Me engana que eu gosto: Temer forja regra para manter ministro um novo Jucá
Mário Magalhães
Saudado em lábia e prosa pela regra anunciada ontem sobre demissão de ministros enrolados com a operação Lava Jato, Michel Temer deve estar às gargalhadas.
É evidente que ele estabeleceu critérios que protegem ainda mais o primeiro escalão do governo, em vez de enquadrá-lo.
Com sua linguagem rococó, o presidente mostrou um gato, disse que era lebre, e só não viu quem não quis.
Eis o que Temer falou, nas passagens compreensíveis: ''Se houver denúncia […], o ministro que estiver denunciado será afastado provisoriamente''; ''Depois, se acolhida a denúncia, aí, sim, a pessoa, no caso o ministro, se transforma em réu. Estou mencionando os casos da Lava Jato. Ele [o ministro] se transformando em réu, o afastamento é definitivo''.

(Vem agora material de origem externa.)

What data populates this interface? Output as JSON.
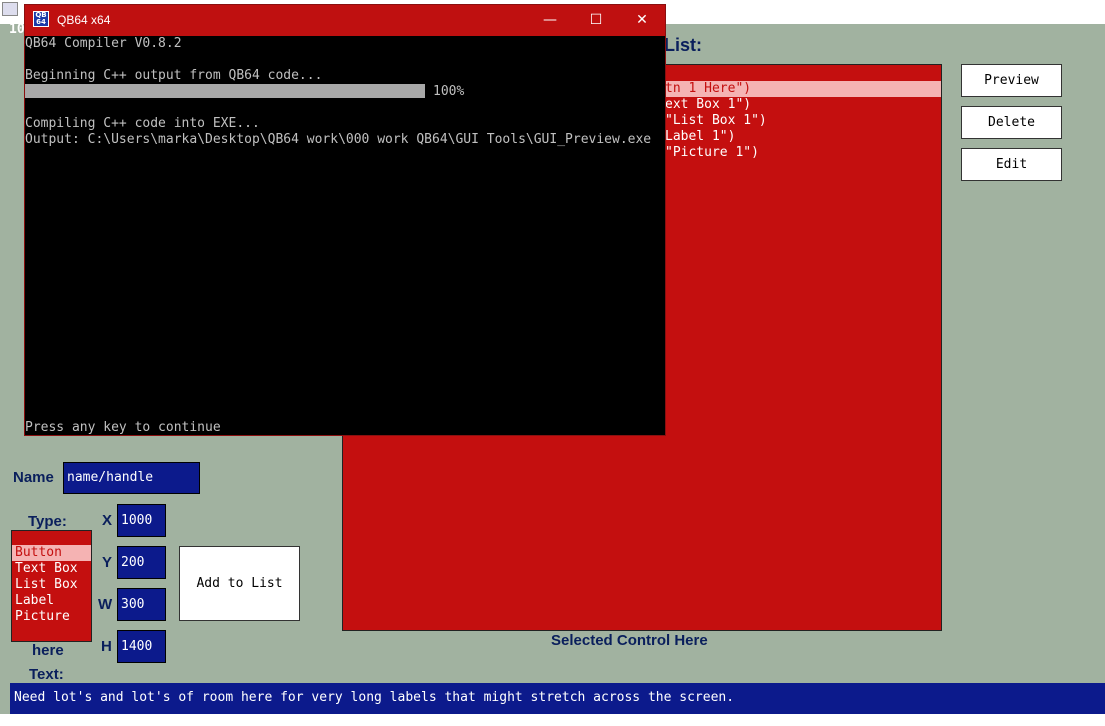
{
  "app": {
    "top_number": "10"
  },
  "designer": {
    "list_heading": "List:",
    "controls": [
      {
        "text": "tn 1 Here\")",
        "selected": true
      },
      {
        "text": "ext Box 1\")",
        "selected": false
      },
      {
        "text": "\"List Box 1\")",
        "selected": false
      },
      {
        "text": "Label 1\")",
        "selected": false
      },
      {
        "text": "\"Picture 1\")",
        "selected": false
      }
    ],
    "buttons": {
      "preview": "Preview",
      "delete": "Delete",
      "edit": "Edit",
      "add_to_list": "Add to List"
    },
    "selected_caption": "Selected Control Here",
    "name_label": "Name",
    "name_value": "name/handle",
    "type_label": "Type:",
    "types": [
      {
        "text": "Button",
        "selected": true
      },
      {
        "text": "Text Box",
        "selected": false
      },
      {
        "text": "List Box",
        "selected": false
      },
      {
        "text": "Label",
        "selected": false
      },
      {
        "text": "Picture",
        "selected": false
      }
    ],
    "x_label": "X",
    "x_value": "1000",
    "y_label": "Y",
    "y_value": "200",
    "w_label": "W",
    "w_value": "300",
    "h_label": "H",
    "h_value": "1400",
    "here_label": "here",
    "text_label": "Text:",
    "text_value": "Need lot's and lot's of room here for very long labels that might stretch across the screen."
  },
  "console": {
    "title": "QB64 x64",
    "icon_text": "QB 64",
    "lines": {
      "compiler": "QB64 Compiler V0.8.2",
      "beginning": "Beginning C++ output from QB64 code...",
      "progress_text": "100%",
      "compiling": "Compiling C++ code into EXE...",
      "output": "Output: C:\\Users\\marka\\Desktop\\QB64 work\\000 work QB64\\GUI Tools\\GUI_Preview.exe",
      "press": "Press any key to continue"
    },
    "progress": 1.0,
    "controls": {
      "minimize": "—",
      "maximize": "☐",
      "close": "✕"
    }
  }
}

Trocando em miúdos: o papel da polícia é recolher indícios de crime; quando os encontra, a polícia indicia o suspeito. A prerrogativa legal de acusá-lo é do Ministério Público. A acusação é denominada, formalmente, denúncia. Se a Justiça aceita a denúncia, o denunciado se transforma em réu no processo. Mais tarde haverá o julgamento.
Na prática, isso significa que Romero Jucá não teria caído do Ministério do Planejamento devido à gravação em que prega ''estancar essa sangria''. Isto é, salvar políticos ameaçados pelas investigações da Lava Jato.

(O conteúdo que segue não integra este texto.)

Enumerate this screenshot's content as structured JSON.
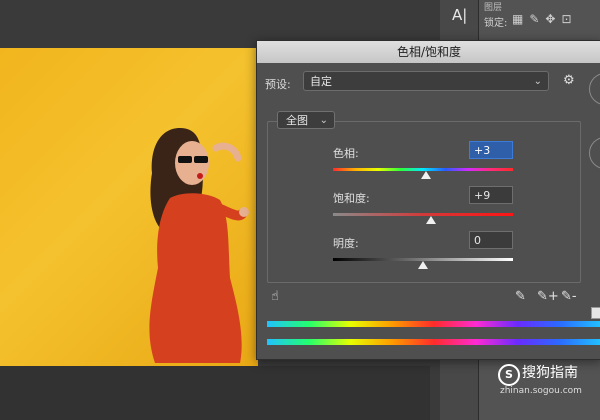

Nem o ministro da Transparência, Fabiano Silveira, que rodou também por causa do teor de gravações feitas por Sérgio Machado, ex-presidente da Transpetro.
Idem Henrique Alves, do Turismo, abatido depois que Sérgio Machado contou aos procuradores que ele embolsara propina.
Os três não teriam perdido o cargo porque não eram réus nem haviam sido denunciados no âmbito da Lava Jato. Que eu saiba, continuam sem ser denunciados.
Temer inventou uma norma que favorece a impunidade. Em tese, um ministro pode ser flagrado roubando esmola de mendigo, mas permanecer no posto enquanto não for denunciado.
Como os ministros têm direito _privilégio_ a foro especial, denúncia na Lava Jato é decisão da Procuradoria Geral da República.
Em muitos casos, a PGR age com velocidade barriquélica.
A agilidade paquidérmica se manifesta igualmente no Supremo Tribunal Federal.
O presidente parece contar com a vagareza do procurador-geral e dos ministros do Supremo. Um novo Jucá não dançará.
''O governo não quer blindar ninguém'', trombeteou Temer.
Tal declaração vale tanto quanto outra, a de que os jornais ''Folha de S. Paulo'' e ''O Globo'' não foram censurados pela Justiça, a pedido do governo.